With its relative ease of use, the Internet offers musicians incredible access to a worldwide audience in which notoriety can be gained over night. Certainly, if we are to capture and preserve our emerging digital musical heritage, we will need to be much more proactive than in the past, moving the first interventions for preservation purposes toward the moment of creation. And to enable future generations to make sense of what it is we have decided to bring to their attention, we will also need to take a whole-of-society approach with regard to the breadth of the performances and the contexts in which music is being made.

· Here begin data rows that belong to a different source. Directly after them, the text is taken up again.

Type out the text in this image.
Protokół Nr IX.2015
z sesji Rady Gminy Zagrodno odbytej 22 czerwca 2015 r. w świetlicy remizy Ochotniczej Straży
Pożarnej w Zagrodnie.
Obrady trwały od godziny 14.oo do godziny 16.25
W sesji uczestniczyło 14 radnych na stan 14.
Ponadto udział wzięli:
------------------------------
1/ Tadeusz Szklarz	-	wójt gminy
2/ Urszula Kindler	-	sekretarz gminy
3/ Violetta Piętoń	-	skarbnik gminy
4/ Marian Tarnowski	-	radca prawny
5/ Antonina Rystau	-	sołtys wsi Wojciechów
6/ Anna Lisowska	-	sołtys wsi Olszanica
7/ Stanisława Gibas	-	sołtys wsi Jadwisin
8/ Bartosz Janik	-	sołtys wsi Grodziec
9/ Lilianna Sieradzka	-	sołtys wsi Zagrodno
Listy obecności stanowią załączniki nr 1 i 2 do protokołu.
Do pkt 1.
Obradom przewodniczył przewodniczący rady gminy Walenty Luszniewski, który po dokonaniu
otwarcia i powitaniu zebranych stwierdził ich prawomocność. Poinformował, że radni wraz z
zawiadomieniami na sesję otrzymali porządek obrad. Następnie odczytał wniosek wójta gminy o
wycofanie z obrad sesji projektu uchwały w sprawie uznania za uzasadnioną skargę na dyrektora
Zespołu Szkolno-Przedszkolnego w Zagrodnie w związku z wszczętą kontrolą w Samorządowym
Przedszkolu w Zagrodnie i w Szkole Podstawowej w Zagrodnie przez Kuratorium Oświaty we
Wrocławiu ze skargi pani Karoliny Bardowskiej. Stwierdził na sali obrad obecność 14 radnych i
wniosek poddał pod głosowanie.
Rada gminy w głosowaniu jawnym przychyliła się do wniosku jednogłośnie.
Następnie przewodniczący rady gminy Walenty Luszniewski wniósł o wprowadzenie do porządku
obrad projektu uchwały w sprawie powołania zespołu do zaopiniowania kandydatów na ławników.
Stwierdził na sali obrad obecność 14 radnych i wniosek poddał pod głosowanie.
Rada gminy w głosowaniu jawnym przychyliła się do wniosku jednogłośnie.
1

Given the complexity of the task, a silo approach is not up to the challenge.
Recently, we have seen institutions embarking on new collaborative projects.For example, the National Music Centre in Calgary is working with the Canadian Academy of Recording Arts and Sciences to collect and exhibit the Canadian Music Hall of Fame Collection.
More and more, continued and deliberate collaboration is called for and I firmly believe that Library and Archives Canada can be counted on to be a valuable partner in any joint efforts to bring more of Canada’s musical heritage to Canadians.